Hi Guys,
I don't know if you remember but my game uses a lot of unhandled inventory item interactions for my inventory puzzles. As with most games involving Inventory puzzles one needs to be able to remove inventory items at certain points and so I wrote a custom action script to remove the current inventory item as the standard inventory removal method asks for you to tell it which item needs to be removed.
The script... doesn't quite work as planned - Here's a video that show's what it issue is:
Now the script is VEEERY simple. It is literally....
AC.InvItem myItem = AC.KickStarter.runtimeInventory.SelectedItem;
if (myItem == null) return 0f;
KickStarter.runtimeInventory.Remove(myItem);
return 0f;
And as you saw in the video it does do this - But the first time round it, removes the item from the cursor, not the inventory, and every time after that it removes the item from the inventory but not the cursor.
I honestly don't know... how it's doing that. the script reports no errors, nor is there anything seemingly wrong in the game's Console while the game's running.
Thanks.
Comments
The item still being the cursor is due to there not being a restriction in an item needing to actually be in the inventory for it to be selectable - so that others can make use of this in other custom code. To unset the cursor after removing it from the inventory, call:
KickStarter.runtimeInventory.SetNull ();
As for it still being in the Menu, this is because you must also reset Menu display afterwards. Menus are not updated every frame to preserve performance, so you need to tell it to do so manually:
PlayerMenus.ResetInventoryBoxes ();
Arguably, this should be called by the Remove function automatically - I'll consider making that change officially, but the above code should solve the problem.

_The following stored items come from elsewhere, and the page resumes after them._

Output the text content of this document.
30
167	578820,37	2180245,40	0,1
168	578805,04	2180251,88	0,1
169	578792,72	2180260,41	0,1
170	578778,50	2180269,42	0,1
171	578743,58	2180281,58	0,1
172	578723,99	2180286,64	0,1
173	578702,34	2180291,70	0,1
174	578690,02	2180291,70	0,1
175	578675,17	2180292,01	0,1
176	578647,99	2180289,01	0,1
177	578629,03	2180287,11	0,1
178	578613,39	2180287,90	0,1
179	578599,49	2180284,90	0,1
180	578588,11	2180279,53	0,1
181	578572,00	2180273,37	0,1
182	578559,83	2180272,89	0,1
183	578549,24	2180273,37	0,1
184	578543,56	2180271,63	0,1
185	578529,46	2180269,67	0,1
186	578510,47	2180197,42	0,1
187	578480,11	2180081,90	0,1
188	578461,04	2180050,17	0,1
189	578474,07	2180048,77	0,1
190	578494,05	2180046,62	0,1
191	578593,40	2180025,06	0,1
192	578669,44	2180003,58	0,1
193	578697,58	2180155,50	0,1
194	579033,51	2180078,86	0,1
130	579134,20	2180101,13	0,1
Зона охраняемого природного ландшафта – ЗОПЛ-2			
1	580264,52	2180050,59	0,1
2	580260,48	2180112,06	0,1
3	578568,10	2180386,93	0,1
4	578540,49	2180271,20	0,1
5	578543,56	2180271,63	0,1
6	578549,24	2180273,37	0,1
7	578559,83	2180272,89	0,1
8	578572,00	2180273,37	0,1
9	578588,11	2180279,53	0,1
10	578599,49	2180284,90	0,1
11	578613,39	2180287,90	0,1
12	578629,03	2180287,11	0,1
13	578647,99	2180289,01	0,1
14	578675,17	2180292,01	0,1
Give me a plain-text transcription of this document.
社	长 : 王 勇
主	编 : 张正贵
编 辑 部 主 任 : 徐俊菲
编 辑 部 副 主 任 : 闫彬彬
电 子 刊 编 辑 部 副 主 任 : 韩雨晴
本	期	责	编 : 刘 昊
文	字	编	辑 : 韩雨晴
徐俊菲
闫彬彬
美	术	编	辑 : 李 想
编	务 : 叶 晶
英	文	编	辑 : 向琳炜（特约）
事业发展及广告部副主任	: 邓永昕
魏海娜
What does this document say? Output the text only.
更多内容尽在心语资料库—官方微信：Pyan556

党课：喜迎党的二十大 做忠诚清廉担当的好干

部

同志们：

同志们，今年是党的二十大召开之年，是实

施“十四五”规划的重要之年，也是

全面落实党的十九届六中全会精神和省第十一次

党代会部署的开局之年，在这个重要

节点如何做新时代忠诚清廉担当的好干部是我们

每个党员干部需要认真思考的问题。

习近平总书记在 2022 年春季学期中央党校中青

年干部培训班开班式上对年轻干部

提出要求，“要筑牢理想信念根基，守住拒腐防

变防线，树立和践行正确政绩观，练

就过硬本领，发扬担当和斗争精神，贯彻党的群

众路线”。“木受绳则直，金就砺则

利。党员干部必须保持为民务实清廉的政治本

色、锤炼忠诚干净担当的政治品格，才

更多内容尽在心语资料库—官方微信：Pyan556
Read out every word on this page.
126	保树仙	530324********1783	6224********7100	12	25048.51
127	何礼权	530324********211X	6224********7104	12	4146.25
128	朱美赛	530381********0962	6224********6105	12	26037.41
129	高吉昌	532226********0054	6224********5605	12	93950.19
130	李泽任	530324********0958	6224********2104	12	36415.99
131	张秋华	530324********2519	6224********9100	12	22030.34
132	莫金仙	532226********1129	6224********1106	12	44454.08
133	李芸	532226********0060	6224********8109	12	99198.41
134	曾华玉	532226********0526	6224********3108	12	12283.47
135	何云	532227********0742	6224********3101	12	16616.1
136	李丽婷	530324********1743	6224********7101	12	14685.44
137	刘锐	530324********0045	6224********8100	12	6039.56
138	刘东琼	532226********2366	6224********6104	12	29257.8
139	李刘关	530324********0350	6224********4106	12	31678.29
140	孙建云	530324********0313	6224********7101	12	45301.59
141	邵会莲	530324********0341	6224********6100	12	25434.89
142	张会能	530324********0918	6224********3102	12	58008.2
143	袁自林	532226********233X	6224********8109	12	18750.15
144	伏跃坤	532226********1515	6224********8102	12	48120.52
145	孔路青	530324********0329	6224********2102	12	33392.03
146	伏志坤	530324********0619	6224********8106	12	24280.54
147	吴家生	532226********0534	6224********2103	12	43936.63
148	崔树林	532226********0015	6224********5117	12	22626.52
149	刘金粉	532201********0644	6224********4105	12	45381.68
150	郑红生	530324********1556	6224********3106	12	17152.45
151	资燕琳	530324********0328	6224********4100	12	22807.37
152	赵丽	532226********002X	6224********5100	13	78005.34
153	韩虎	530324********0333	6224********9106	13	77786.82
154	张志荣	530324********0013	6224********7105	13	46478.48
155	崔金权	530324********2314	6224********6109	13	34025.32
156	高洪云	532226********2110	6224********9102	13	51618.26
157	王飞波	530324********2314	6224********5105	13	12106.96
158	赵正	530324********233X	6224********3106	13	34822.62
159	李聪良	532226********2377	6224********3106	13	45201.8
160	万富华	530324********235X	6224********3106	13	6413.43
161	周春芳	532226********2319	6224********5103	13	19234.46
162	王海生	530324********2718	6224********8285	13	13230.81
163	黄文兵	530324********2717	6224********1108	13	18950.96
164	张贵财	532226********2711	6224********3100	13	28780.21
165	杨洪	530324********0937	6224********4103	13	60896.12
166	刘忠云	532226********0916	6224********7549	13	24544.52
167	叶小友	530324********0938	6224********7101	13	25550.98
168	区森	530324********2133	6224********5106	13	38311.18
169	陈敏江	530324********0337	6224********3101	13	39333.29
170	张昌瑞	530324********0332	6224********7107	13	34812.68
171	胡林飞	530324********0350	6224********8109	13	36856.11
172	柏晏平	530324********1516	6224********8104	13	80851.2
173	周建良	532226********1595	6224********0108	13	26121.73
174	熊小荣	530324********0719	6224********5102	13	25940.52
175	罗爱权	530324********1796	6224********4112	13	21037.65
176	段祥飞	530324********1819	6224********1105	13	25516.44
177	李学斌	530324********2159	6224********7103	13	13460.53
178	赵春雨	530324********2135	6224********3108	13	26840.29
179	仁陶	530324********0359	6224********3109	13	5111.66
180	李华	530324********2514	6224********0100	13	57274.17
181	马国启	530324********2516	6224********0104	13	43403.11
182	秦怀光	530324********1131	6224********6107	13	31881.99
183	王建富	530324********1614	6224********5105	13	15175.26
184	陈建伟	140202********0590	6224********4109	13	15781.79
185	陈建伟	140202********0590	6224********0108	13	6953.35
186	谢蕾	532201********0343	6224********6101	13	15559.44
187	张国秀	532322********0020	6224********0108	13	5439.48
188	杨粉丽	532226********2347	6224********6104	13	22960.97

Also, it might make it easier for you to make your first custom Action derive from ActionCheck, not Action - so that you can do without the need for a Variable: Check Action afterwards, and just use the two output sockets from the custom Action directly.
To make an ActionCheck use the correct output socket when running, you need to add an override CheckCondition function, which returns the output as a bool. This is used instead of the Run() function, assuming the check occurs instantaneously and has no need to run multiple frames:
public override bool CheckCondtion ()
{
InvItem myItem = KickStarter.runtimeInventory.SelectedItem;
The ActionCheckTemplate script shows how the structure of such an Action should be laid out.